Updated: Aug 23, 2021
Deep learning attempts to mimic the human brain through a combination of neural networks, artificial neural networks, data inputs, weights, and bias. These elements work together to accurately recognize, classify, and identify objects in the data.
Deep neural networks consist of multiple interconnected layers of nodes, each built on the previous layer to improve and optimize prediction or classification. This progression of calculations over the network is called forward propagation. The input and output layers of a deep neural network are called visible layers. The input layer is where the deep learning model receives data for processing, and the output layer is where the final prediction or classification is made.
Another process, called backscatter, uses algorithms such as gradient descent to calculate errors in estimates, and then adjusts the weights and deceptions of the function by moving backwards between layers in order to train the model. Together, forward propagation and backward propagation allow a neural network to make predictions and correct any errors accordingly. Over time, the algorithm becomes increasingly accurate.

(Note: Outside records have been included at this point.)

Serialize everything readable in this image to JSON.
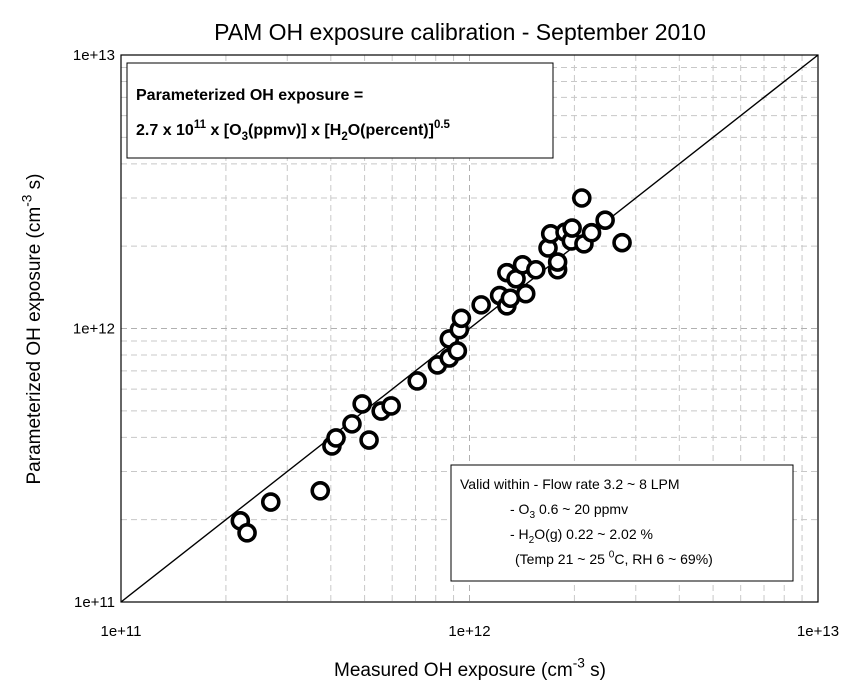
{
  "chart_data": {
    "type": "scatter",
    "title": "PAM OH exposure calibration - September 2010",
    "x_label": [
      "Measured OH exposure (cm",
      {
        "text": "-3",
        "shift": "sup"
      },
      " s)"
    ],
    "y_label": [
      "Parameterized OH exposure (cm",
      {
        "text": "-3",
        "shift": "sup"
      },
      " s)"
    ],
    "log_x": true,
    "log_y": true,
    "xlim": [
      100000000000.0,
      10000000000000.0
    ],
    "ylim": [
      100000000000.0,
      10000000000000.0
    ],
    "xticks": [
      {
        "value": 100000000000.0,
        "label": "1e+11"
      },
      {
        "value": 1000000000000.0,
        "label": "1e+12"
      },
      {
        "value": 10000000000000.0,
        "label": "1e+13"
      }
    ],
    "yticks": [
      {
        "value": 100000000000.0,
        "label": "1e+11"
      },
      {
        "value": 1000000000000.0,
        "label": "1e+12"
      },
      {
        "value": 10000000000000.0,
        "label": "1e+13"
      }
    ],
    "minor_xticks": [
      200000000000.0,
      300000000000.0,
      400000000000.0,
      500000000000.0,
      600000000000.0,
      700000000000.0,
      800000000000.0,
      900000000000.0,
      2000000000000.0,
      3000000000000.0,
      4000000000000.0,
      5000000000000.0,
      6000000000000.0,
      7000000000000.0,
      8000000000000.0,
      9000000000000.0
    ],
    "minor_yticks": [
      200000000000.0,
      300000000000.0,
      400000000000.0,
      500000000000.0,
      600000000000.0,
      700000000000.0,
      800000000000.0,
      900000000000.0,
      2000000000000.0,
      3000000000000.0,
      4000000000000.0,
      5000000000000.0,
      6000000000000.0,
      7000000000000.0,
      8000000000000.0,
      9000000000000.0
    ],
    "grid": true,
    "one_to_one_line": true,
    "color": "#000000",
    "x": [
      220000000000.0,
      230000000000.0,
      269000000000.0,
      373000000000.0,
      403000000000.0,
      414000000000.0,
      460000000000.0,
      492000000000.0,
      515000000000.0,
      558000000000.0,
      596000000000.0,
      708000000000.0,
      809000000000.0,
      875000000000.0,
      875000000000.0,
      923000000000.0,
      935000000000.0,
      948000000000.0,
      1080000000000.0,
      1220000000000.0,
      1280000000000.0,
      1280000000000.0,
      1310000000000.0,
      1360000000000.0,
      1420000000000.0,
      1450000000000.0,
      1550000000000.0,
      1680000000000.0,
      1710000000000.0,
      1790000000000.0,
      1790000000000.0,
      1880000000000.0,
      1960000000000.0,
      1970000000000.0,
      2100000000000.0,
      2130000000000.0,
      2240000000000.0,
      2450000000000.0,
      2740000000000.0
    ],
    "values": [
      198000000000.0,
      179000000000.0,
      232000000000.0,
      255000000000.0,
      372000000000.0,
      398000000000.0,
      448000000000.0,
      530000000000.0,
      391000000000.0,
      499000000000.0,
      521000000000.0,
      643000000000.0,
      736000000000.0,
      780000000000.0,
      916000000000.0,
      828000000000.0,
      990000000000.0,
      1090000000000.0,
      1220000000000.0,
      1320000000000.0,
      1210000000000.0,
      1600000000000.0,
      1290000000000.0,
      1520000000000.0,
      1710000000000.0,
      1340000000000.0,
      1640000000000.0,
      1970000000000.0,
      2220000000000.0,
      1640000000000.0,
      1750000000000.0,
      2250000000000.0,
      2090000000000.0,
      2330000000000.0,
      3000000000000.0,
      2040000000000.0,
      2240000000000.0,
      2490000000000.0,
      2060000000000.0
    ],
    "formula_box": [
      [
        "Parameterized OH exposure ="
      ],
      [
        "2.7 x 10",
        {
          "text": "11",
          "shift": "sup"
        },
        " x [O",
        {
          "text": "3",
          "shift": "sub"
        },
        "(ppmv)] x [H",
        {
          "text": "2",
          "shift": "sub"
        },
        "O(percent)]",
        {
          "text": "0.5",
          "shift": "sup"
        }
      ]
    ],
    "validity_box": [
      [
        "Valid within - Flow rate 3.2 ~ 8 LPM"
      ],
      [
        "- O",
        {
          "text": "3",
          "shift": "sub"
        },
        " 0.6 ~ 20 ppmv"
      ],
      [
        "- H",
        {
          "text": "2",
          "shift": "sub"
        },
        "O(g) 0.22 ~ 2.02 %"
      ],
      [
        "(Temp 21 ~ 25 ",
        {
          "text": "0",
          "shift": "sup"
        },
        "C, RH 6 ~ 69%)"
      ]
    ]
  }
}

The above describes the simplest type of deep neural network in the simplest terms. However, deep learning algorithms are incredibly complex, and there are different types of neural networks to address specific problems or data sets. For example,
Convoluted neural networks (CNNs), primarily used in computer vision and image classification applications, can enable tasks such as object detection or recognition by detecting features and patterns in an image. In 2015, a CNN beat a person in an object recognition challenge for the first time.
Repetitive neural networks (RNNs) are typically used in natural language and speech recognition applications, as they utilize sequential or time series data.